Alain Colas affrète donc le Narragansset, un voilier de 12 mètres et participe en juin 1970 à San Francisco-Papeete : la course est un échec notamment à cause de plusieurs avaries subies durant la course. Arrivé à Tahiti, il décide de naviguer jusqu’aux Îles Pitcairn dont il repart le 31 août 1970. En France, le père d’Alain, Roger Colas, parvient à convaincre les banques et obtient un crédit de manière à acheter définitivement Pen Duick IV. Il retrouve ce bateau à Nouméa et procède avec l’aide de Tabarly à un grand ravalement des coques du bateau qui mouille au Cercle nautique calédonien. En décembre 1970, il engage Pen Duick IV sur Sydney-Hobart courue deux ans avant en tant qu’équipier et qui lui avait permis de rencontrer Tabarly à l’arrivée. La course démarre bien et le bateau est rapidement en tête (officieusement car c’est un multicoque) jusqu’au moment où de graves déchirures de voile assorties d’une panne radio le laissent perdu pendant quarante-huit heures. Alain Colas décide alors de ramener Pen Duick IV en France et entame un retour via La Réunion et le cap de Bonne-Espérance avec sa compagne Téura rencontrée à Tahiti. Peu à l’aise sur un bateau, celle-ci décide finalement de rentrer en avion vers la métropole. De son côté, il arrive à La Trinité-sur-Mer, le 19 février 197119. En juin 1972, Alain Colas conduit Pen Duick IV à Plymouth en vue du prochain départ de la Transat anglaise 1972. Le départ est donné le 17 juin ; le 8 juillet, il arrive vainqueur à Newport aux États-Unis, pulvérisant le record de l’épreuve en vingt jours, treize heures et quinze minutes. Il bat donc le grand favori Jean-Yves Terlain qui courait sur le monocoque Vendredi 13 soutenu financièrement par Claude Lelouch. En décembre 1972, il participe à une table ronde consacrée à « sport et qualité de la vie » animée par Anne-Aymone Giscard d’Estaing et devient Chevalier de la Légion d’honneur.

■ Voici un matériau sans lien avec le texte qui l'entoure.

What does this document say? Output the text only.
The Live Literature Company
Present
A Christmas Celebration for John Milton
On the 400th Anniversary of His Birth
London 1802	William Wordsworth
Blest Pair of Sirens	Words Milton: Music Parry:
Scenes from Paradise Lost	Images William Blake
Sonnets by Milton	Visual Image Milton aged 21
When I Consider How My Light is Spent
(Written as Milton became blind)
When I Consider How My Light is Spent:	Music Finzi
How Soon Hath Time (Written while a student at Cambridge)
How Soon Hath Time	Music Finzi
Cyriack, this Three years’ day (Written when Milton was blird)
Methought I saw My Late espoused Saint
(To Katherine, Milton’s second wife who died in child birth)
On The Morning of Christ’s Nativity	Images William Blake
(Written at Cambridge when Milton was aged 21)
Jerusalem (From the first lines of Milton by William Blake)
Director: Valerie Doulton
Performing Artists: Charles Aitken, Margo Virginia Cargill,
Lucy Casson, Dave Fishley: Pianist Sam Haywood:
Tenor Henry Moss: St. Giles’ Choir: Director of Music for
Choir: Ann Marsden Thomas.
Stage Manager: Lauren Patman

Vendée Globe 2004, prêt-à-poster

Son objectif suivant est de réaliser le premier tour du monde en solitaire en multicoque avec Pen Duick IV rebaptisé Manureva, l’oiseau du voyage en tahitien. À bord de ce bateau, légèrement modifié pour affronter les mers difficiles de l’hémisphère sud, Alain Colas part de Saint-Malo le 8 septembre 1973. Après une escale à Sydney, il franchit le cap Horn le 3 février 1974. Arrivé à Saint-Malo le 28 mars 1974, il bat de trente-deux jours le record du tour du monde en solitaire détenu par Sir Francis Chichester, en monocoque. Ce périple de 169 jours a été accompli en parallèle de la première édition de la Whitbread, une course autour du monde en équipage en monocoques, notamment courue par Tabarly qui ne « semble pas apprécier » l’initiative de Colas de courir seul sur multicoque au moment de la Whitbread, profitant ainsi de sa couverture médiatique. Une certaine distance s’installe alors entre Tabarly et Colas, que les médias contribuent à présenter comme une rivalité.

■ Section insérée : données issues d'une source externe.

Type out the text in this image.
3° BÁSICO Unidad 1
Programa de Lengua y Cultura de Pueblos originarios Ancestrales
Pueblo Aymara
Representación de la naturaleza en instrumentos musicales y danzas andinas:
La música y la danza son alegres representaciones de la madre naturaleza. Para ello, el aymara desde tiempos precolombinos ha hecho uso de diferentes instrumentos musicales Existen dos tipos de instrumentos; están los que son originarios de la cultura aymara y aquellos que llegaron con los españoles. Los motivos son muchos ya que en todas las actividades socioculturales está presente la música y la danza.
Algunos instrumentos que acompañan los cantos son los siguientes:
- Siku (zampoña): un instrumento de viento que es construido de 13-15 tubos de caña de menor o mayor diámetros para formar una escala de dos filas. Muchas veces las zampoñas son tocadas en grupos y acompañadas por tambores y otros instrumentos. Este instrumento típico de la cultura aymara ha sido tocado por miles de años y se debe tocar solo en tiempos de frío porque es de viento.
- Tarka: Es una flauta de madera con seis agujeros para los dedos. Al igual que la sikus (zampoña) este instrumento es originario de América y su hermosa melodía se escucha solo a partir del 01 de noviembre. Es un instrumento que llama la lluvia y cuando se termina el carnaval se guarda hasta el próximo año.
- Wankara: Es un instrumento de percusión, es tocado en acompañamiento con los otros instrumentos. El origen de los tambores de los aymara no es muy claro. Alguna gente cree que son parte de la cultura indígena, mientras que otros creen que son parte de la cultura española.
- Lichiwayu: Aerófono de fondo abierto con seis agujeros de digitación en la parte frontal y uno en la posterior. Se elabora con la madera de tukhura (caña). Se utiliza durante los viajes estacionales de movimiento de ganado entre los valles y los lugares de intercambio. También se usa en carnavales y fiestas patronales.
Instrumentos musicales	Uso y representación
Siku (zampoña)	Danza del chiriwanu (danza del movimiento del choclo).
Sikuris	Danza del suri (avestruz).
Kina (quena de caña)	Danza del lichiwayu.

Le 5 novembre 1978, il prend le départ de la première Route du Rhum à bord de Manureva. Le 16 novembre 1978, alors qu’il a passé les Açores dans les Îles portugaises, il envoie son dernier message radio — diffusé sur Radio Monte Carlo, son sponsor pour la course — dans lequel il signale : « Je suis dans l’œil du cyclone, il n’y a plus de ciel, tout est amalgame, il n’y a que des montagnes d’eau autour de moi » (selon le frère d’Alain Colas, ce message, qui a été rapporté par la compagne d’Alain Colas, n’est pas daté comme le dernier). Il navigue alors parmi les premiers mais dans la tempête qui se déchaîne peu après, Manureva disparaît. Le 17 au soir était prévu l’appel suivant d’Alain Colas à la rédaction de RMC, mais celle-ci n’a plus été contactée après le 16.

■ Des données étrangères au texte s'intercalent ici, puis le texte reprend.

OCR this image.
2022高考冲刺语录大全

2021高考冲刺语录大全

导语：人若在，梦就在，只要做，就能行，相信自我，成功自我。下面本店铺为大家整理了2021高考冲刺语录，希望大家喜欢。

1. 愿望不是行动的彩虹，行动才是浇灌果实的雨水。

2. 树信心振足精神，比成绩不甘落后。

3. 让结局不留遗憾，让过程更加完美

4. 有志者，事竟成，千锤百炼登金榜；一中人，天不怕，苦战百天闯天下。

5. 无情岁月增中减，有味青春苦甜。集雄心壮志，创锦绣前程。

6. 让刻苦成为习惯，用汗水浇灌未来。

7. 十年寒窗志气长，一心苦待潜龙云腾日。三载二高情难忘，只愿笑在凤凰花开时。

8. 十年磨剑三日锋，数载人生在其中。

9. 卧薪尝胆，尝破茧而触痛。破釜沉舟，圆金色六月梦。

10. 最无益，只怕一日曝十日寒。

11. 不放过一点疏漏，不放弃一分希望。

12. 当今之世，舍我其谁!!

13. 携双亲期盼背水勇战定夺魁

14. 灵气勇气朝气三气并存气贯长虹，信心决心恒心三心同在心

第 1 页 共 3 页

Dans les jours et les semaines qui suivent, des recherches au large des Açores sont entreprises, notamment effectuées par l’armée qui utilise des Breguet Atlantic pour survoler la zone, ceci « dès le 28 novembre ». Le dimanche 3 décembre une communication d’Alain Colas aurait été interceptée par au moins deux radio-amateurs : « Ici Manureva, suis en difficulté. Demande assistance ». Début décembre, l’inquiétude est grande non seulement pour Alain Colas mais également pour d’autres concurrents, comme Jacques Palasset, « muets » depuis le départ. Aucune trace du Manureva n’a été retrouvée par les quatre avions de patrouille maritime qui ont survolé une large étendue de l’Atlantique (2 millions de km2 au total) pendant une vingtaine de jours (400 heures de vol au total).

À partir de mi-décembre, un certain nombre de déclarations relatives à la disparition d’Alain Colas sont prononcées : le 14 décembre, Raoul Civrays, président de la fédération française de voile, rappelle la forte opposition de la fédération à l’organisation de courses en solitaire. Le docteur Bainvel, qui l’avait suivi pour son problème au pied, rappelle de son côté que « l’état de santé d’Alain Colas était excellent avant son départ pour la Route du rhum, et ne peut être responsable d’un accident ». Sont également précisés les points suivants : le bateau embarquait près d’un mois de vivres ; il avait bien été révisé avant le départ de Saint-Malo mais il n’embarquait pas de balise de détresse, oubliée sur le quai au départ.

Le 27 décembre 1978, le ministère de la Défense annonce officiellement l’arrêt des recherches. En février 1979, son frère Jean-François Colas, bon connaisseur de voile pour avoir été équipier de son frère, considère que « la disparition d’Alain Colas n’est pas absolument certaine » : il aurait pu dériver à bord de son embarcation de survie. Les hypothèses les plus probables (choc avec un cargo, désintégration des structures d’un bateau construit en aluminium) sont écartées par l’opinion qui se rue avec gourmandise sur les thèses du suicide ou que le skipper aurait refait sa vie sur une île déserte en raison des grosses dettes qu’il avait contractées pour la construction du monocoque Club Méditerranée.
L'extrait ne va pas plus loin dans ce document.